4. Always invite her to your apartment (or weasel your way into hers), and do not accept no for an answer. The persistence must be strong here, for her first answer will probably be no. The assumption must be made that you will never see the girl again, so you must at least try to sleep with her the same night.
5. Try to have sex with her once privacy is achieved. Again, the attempt must be made.
For one-night stands, I simply replace rule three with “You are not allowed to get her number.”
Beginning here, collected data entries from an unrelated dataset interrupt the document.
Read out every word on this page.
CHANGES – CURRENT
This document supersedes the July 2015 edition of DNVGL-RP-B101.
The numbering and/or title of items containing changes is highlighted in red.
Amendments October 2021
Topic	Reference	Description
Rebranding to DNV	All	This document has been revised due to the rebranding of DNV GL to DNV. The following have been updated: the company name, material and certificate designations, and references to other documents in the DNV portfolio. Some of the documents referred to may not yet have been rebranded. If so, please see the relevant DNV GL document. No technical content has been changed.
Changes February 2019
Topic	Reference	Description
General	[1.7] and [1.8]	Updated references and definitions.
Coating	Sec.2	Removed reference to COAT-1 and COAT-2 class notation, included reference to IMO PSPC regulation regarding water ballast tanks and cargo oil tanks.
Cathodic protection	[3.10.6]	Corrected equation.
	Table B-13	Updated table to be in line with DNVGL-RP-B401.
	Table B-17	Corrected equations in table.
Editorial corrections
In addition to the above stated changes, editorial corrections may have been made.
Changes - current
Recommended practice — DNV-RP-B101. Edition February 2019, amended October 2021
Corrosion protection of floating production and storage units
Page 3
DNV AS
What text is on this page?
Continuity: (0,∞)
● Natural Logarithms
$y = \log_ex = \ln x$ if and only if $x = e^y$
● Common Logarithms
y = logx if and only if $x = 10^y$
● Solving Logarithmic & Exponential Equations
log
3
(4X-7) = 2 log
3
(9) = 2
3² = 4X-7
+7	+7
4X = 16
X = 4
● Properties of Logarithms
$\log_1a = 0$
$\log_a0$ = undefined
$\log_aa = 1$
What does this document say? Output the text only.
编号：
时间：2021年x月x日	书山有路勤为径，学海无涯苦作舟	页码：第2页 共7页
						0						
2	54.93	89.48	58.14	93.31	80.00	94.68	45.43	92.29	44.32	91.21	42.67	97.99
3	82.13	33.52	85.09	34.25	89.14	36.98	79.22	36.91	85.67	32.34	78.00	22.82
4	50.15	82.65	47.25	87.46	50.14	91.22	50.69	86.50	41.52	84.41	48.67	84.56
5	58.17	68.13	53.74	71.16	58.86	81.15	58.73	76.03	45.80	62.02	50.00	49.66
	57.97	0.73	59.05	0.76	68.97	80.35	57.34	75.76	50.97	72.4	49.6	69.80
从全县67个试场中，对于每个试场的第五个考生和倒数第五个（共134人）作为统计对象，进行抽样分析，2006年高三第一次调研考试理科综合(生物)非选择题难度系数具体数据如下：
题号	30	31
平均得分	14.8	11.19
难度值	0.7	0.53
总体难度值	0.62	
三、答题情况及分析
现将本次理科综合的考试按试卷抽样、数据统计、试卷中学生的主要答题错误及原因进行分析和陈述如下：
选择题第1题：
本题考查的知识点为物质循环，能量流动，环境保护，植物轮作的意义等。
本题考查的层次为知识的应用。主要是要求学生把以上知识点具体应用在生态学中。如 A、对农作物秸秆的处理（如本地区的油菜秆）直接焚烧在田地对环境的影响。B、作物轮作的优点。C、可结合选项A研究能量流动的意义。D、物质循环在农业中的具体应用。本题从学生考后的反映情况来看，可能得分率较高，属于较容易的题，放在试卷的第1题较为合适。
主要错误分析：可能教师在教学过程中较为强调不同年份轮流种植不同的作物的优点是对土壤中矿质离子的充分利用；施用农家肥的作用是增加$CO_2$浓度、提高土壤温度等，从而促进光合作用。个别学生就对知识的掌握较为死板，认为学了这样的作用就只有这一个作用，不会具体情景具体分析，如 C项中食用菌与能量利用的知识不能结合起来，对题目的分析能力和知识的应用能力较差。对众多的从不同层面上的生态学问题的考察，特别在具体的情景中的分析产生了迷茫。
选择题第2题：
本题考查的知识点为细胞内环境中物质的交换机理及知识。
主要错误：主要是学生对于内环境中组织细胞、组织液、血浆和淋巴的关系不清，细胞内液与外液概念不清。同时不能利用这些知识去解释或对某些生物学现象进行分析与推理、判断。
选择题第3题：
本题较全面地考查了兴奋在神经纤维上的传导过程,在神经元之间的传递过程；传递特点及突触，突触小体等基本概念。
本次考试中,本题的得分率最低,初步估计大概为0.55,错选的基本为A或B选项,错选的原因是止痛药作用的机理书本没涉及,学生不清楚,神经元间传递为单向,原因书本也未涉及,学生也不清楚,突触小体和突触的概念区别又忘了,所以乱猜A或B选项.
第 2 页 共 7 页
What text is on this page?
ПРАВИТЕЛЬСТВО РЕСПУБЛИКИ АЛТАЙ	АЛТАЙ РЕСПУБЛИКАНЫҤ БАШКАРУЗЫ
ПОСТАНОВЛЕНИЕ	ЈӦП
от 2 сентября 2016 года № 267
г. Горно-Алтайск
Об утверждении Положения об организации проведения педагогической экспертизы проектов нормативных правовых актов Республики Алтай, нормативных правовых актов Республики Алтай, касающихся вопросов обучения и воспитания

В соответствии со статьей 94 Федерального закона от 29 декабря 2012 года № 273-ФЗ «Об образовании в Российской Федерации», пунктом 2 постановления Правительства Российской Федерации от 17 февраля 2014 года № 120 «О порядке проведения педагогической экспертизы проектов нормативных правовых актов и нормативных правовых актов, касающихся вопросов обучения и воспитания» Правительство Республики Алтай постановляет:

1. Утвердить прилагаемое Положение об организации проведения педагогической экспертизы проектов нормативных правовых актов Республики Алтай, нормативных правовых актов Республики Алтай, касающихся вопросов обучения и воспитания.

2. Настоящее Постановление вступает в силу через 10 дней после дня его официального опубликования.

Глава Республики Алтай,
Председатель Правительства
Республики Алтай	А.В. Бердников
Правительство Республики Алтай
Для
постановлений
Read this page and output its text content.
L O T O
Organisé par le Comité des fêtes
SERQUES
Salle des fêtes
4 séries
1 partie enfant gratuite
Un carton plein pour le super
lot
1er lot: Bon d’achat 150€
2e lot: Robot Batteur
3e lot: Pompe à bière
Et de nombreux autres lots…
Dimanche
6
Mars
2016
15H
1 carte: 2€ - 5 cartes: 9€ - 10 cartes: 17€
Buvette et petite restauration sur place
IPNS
It doesn’t matter what country I’m in, what language I’m speaking, or whether I met the girl at the cafe or club—if I follow all my rules, the chance of a bang is quite high. Will these rules work for you? If you’re similar to me, perhaps, but I know that for me it almost doesn’t matter what else I do as long as I follow these rules. I can talk about religion and politics, topics that should generally be avoided, and it would make little difference. I can forget to tell the best stories of my life, and still it wouldn’t matter. For the approach, the girl must be conversationally open. For dates, I must touch and lead to my room. In the space between I can be myself.
While you do have to be careful about developing rules based on limited experience, guys who have a large amount of personal sex data would do themselves a favor by breaking down their prior successes into the mere essentials, then forgetting about everything else.